LaRouche: Jetzt handeln, um Obamas Nazi-Plan zur Gesundheitsreform zu stoppen!
Wie ihr wahrscheinlich ahnt, ist in Amerika die Herausgabe von Zeitschriften mit einem derartigen Cover und solchen Ansichten zwar nicht verboten (man stelle sich das mal entsprechend in Russland vor), doch sie sind, gelinde gesagt, bei der breiten Masse nicht gerade beliebt. Ganz anders in Russland. Zum einen haben die LaRouchisten eine Niederlassung in Russland – das sogenannte Schiller-Institut. Und die Executive Intelligence Review hat auch eine russischsprachige Website. Dort steht genau das Gleiche wie im Original, bloß dass es in russischer Übersetzung noch hirnverbrannter wirkt:
Britische Agenten – Verfechter des Völkermords [an in der Ukraine lebenden Russen] – […] Organisation eines US-imperialen Umsturzes in der Ukraine. Mannomann. Dabei sind diese Leute nicht erst gestern aufgetaucht. Seit 2008 gibt Lyndon LaRouche auf RT regelmäßig Interviews.

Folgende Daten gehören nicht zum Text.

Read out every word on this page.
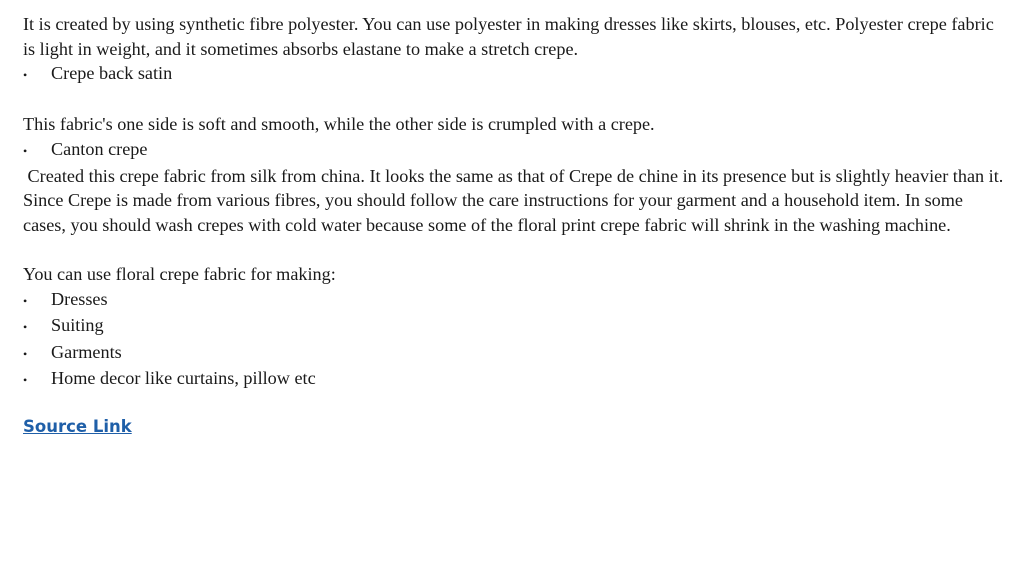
It is created by using synthetic fibre polyester. You can use polyester in making dresses like skirts, blouses, etc. Polyester crepe fabric is light in weight, and it sometimes absorbs elastane to make a stretch crepe.

•	Crepe back satin

This fabric's one side is soft and smooth, while the other side is crumpled with a crepe.

•	Canton crepe

Created this crepe fabric from silk from china. It looks the same as that of Crepe de chine in its presence but is slightly heavier than it.

Since Crepe is made from various fibres, you should follow the care instructions for your garment and a household item. In some cases, you should wash crepes with cold water because some of the floral print crepe fabric will shrink in the washing machine.

You can use floral crepe fabric for making:

•	Dresses
•	Suiting
•	Garments
•	Home decor like curtains, pillow etc
Source Link
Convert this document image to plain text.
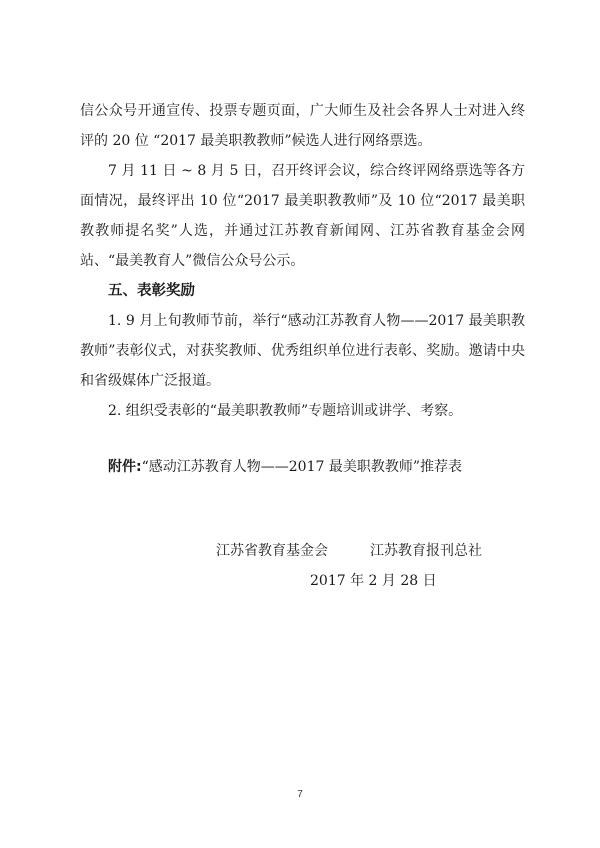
信公众号开通宣传、投票专题页面，广大师生及社会各界人士对进入终评的 20 位 “2017 最美职教教师”候选人进行网络票选。

7 月 11 日 ~ 8 月 5 日，召开终评会议，综合终评网络票选等各方面情况，最终评出 10 位“2017 最美职教教师”及 10 位“2017 最美职教教师提名奖”人选，并通过江苏教育新闻网、江苏省教育基金会网站、“最美教育人”微信公众号公示。

五、表彰奖励

1. 9 月上旬教师节前，举行“感动江苏教育人物——2017 最美职教教师”表彰仪式，对获奖教师、优秀组织单位进行表彰、奖励。邀请中央和省级媒体广泛报道。

2. 组织受表彰的“最美职教教师”专题培训或讲学、考察。

附件:“感动江苏教育人物——2017 最美职教教师”推荐表

江苏省教育基金会	江苏教育报刊总社

2017 年 2 月 28 日

7
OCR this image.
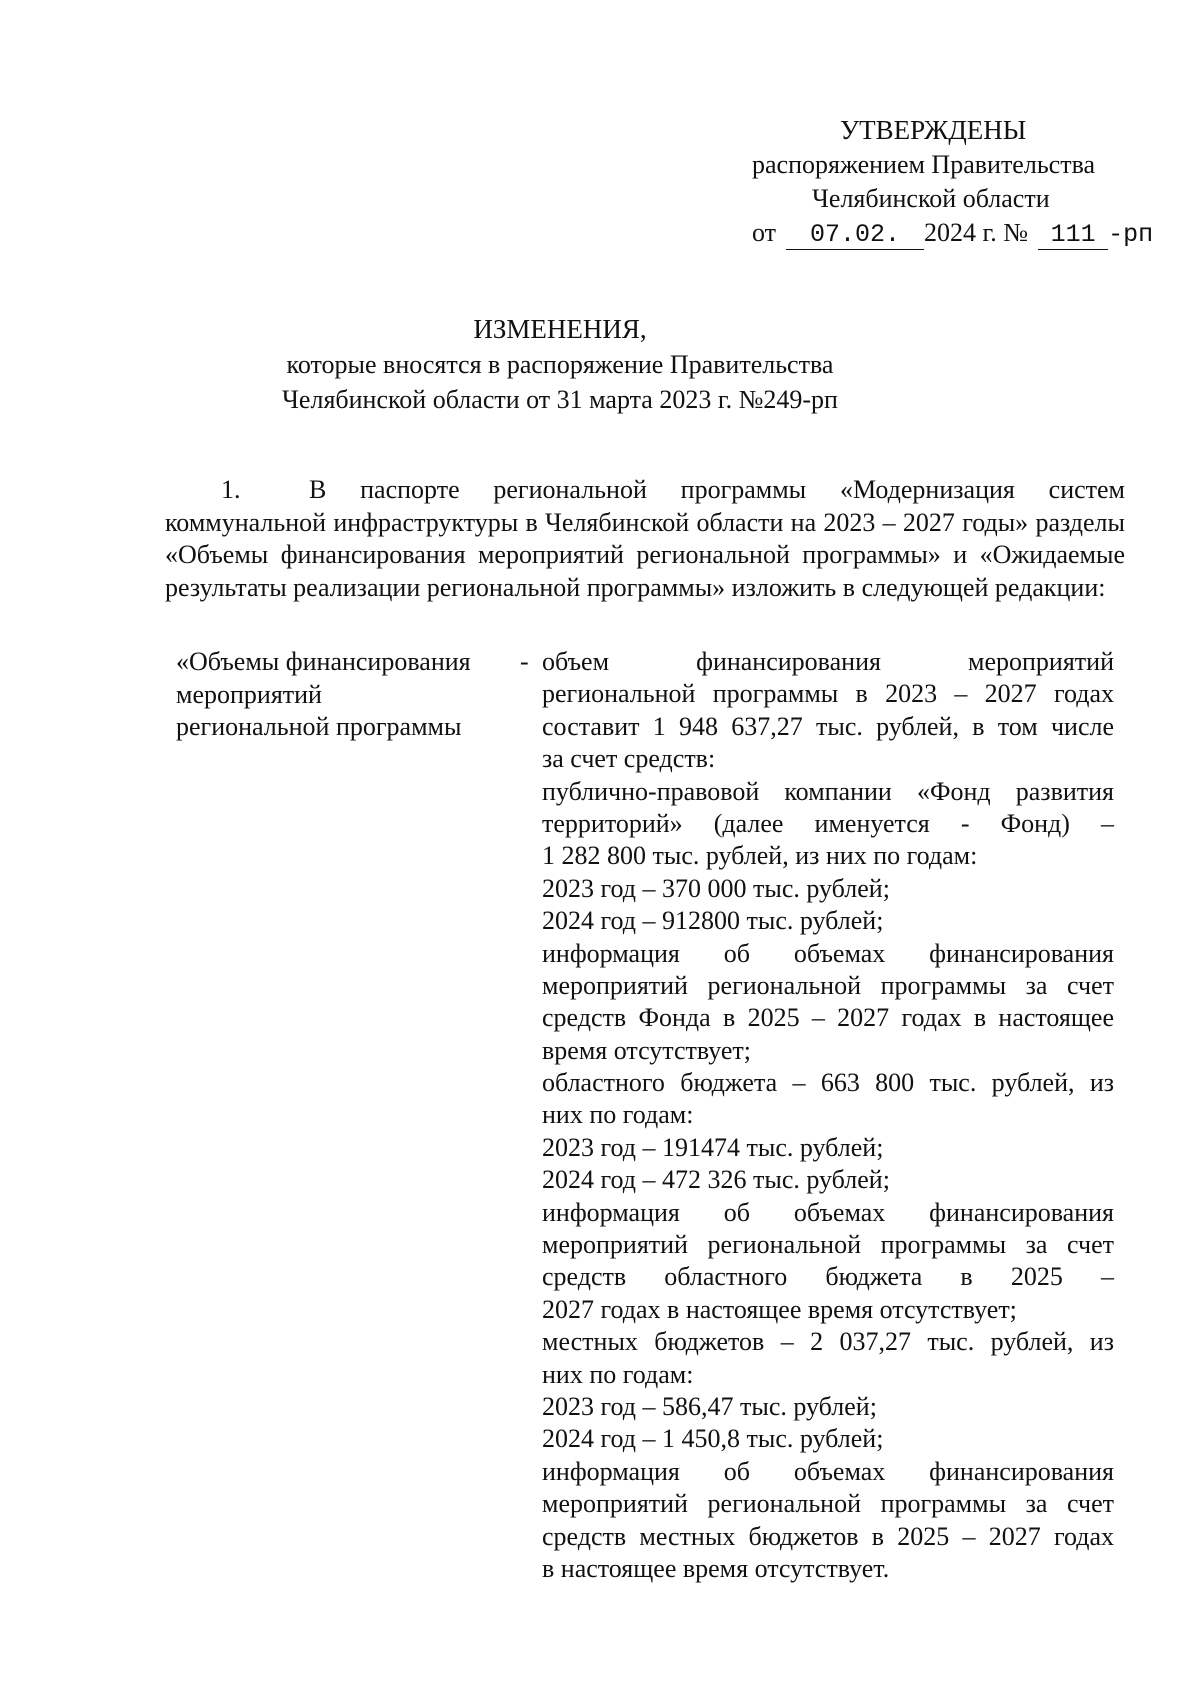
УТВЕРЖДЕНЫ
распоряжением Правительства
Челябинской области
от 07.02. 2024 г. № 111 -рп
ИЗМЕНЕНИЯ,
которые вносятся в распоряжение Правительства
Челябинской области от 31 марта 2023 г. №249-рп
1.	В паспорте региональной программы «Модернизация систем коммунальной инфраструктуры в Челябинской области на 2023 – 2027 годы» разделы «Объемы финансирования мероприятий региональной программы» и «Ожидаемые результаты реализации региональной программы» изложить в следующей редакции:
«Объемы финансирования
мероприятий
региональной программы
- объем финансирования мероприятий
региональной программы в 2023 – 2027 годах
составит 1 948 637,27 тыс. рублей, в том числе
за счет средств:
публично-правовой компании «Фонд развития
территорий» (далее именуется - Фонд) –
1 282 800 тыс. рублей, из них по годам:
2023 год – 370 000 тыс. рублей;
2024 год – 912800 тыс. рублей;
информация об объемах финансирования
мероприятий региональной программы за счет
средств Фонда в 2025 – 2027 годах в настоящее
время отсутствует;
областного бюджета – 663 800 тыс. рублей, из
них по годам:
2023 год – 191474 тыс. рублей;
2024 год – 472 326 тыс. рублей;
информация об объемах финансирования
мероприятий региональной программы за счет
средств областного бюджета в 2025 –
2027 годах в настоящее время отсутствует;
местных бюджетов – 2 037,27 тыс. рублей, из
них по годам:
2023 год – 586,47 тыс. рублей;
2024 год – 1 450,8 тыс. рублей;
информация об объемах финансирования
мероприятий региональной программы за счет
средств местных бюджетов в 2025 – 2027 годах
в настоящее время отсутствует.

Doch er ist nicht vom Himmel gefallen. Lyndon LaRouche ist kein persönlicher und langjähriger Freund von irgendjemandem, sondern vom Präsidentenberater zu Fragen der Wirtschaftsintegration Sergej Glasjew. Hier sehen wir LaRouche und Glasjew im Jahr 2001 auf einer gemeinsamen Pressekonferenz:
Und hier eine persönliche Gratulation von Sergej Glasjew an Lyndon LaRouche auf der russischen EIR-Seite:
Lieber Lyndon LaRouche! Von ganzem Herzen gratuliere ich Ihnen zu Ihrem runden Geburtstag, den Sie dieser Tage feiern, Sie, ein weltweit anerkannter Wissenschaftler, der verdientermaßen die Achtung von Spezialisten, Politikern und Personen des öffentlichen Lebens in verschiedenen Ländern der Welt genießt. Ihre visionäre Gabe und die von Ihnen lange vor der weltweiten Finanzkrise erarbeitete Prognose des Zusammenbruchs des internationalen Finanzsystems haben Ihnen den Ruhm eines Propheten und Gurus für die Schlüsselprobleme der Menschheitsentwicklung eingebracht! Aufrichtig wünsche ich Ihnen neue schöpferische Großtaten, eine robuste Gesundheit und das Glück, die Umsetzung Ihrer Vorschläge und Empfehlungen zur Gesundung und Entwicklung der Weltwirtschaft mitzuerleben. Ihr Sergej Glasjew 29.08.2012
Wie ihr seht, fallen diese „Experten“ und „Analytiker“ wirklich nicht vom Himmel und werden nicht auf Initiative irgendwelcher Nachrichtenredakteure ins russische Fernsehen geholt, sondern von ihren Freunden an der Spitze der russischen Macht. Dugin, Glasjew und die Partei Rodina unterhalten enge Verbindungen zu europäischen und amerikanischen Ultrarechten, Neonazis und sonstigen Obskuranten, die man als im Westen einflussreiche Politikwissenschaftler und Journalisten ins Fernsehen schleift – die sie aber natürlich nicht sind. Und die sich deshalb freuen wie die Schneekönige, wenn sie, zwar nicht im eigenen Land, aber in Russland, ins echte Fernsehen dürfen und als wichtige Leute vorgestellt werden. Die Partei Rodina, der Sergej Glasjew angehört, ist ebenfalls ein Großlieferant für unterschiedlichste handgemachte TV-„Experten“. Einer davon ist zum Beispiel John Laughland, der immer wieder in der Nachrichtensendung Westi zitiert wird. Mindestens schon seit 2002:
Heute wird Laughland als „Forschungsprogrammleiter des Instituts für Demokratie und Zusammenarbeit“ zitiert. Dieses hat seinen Sitz in Paris und nennt sich solide The Institute of Democracy and Cooperation oder auch Institut de la Démocratie et de la Coopération. Nur ist Leiter des Instituts nicht Laughland und auch nicht irgendein Monsieur Sowieso, sondern die ehemalige (2003–2007) russische Dumaabgeordnete für die Partei Rodina Natalja Narotschnizkaja, die von Putin persönlich zur Leiterin ernannt wurde.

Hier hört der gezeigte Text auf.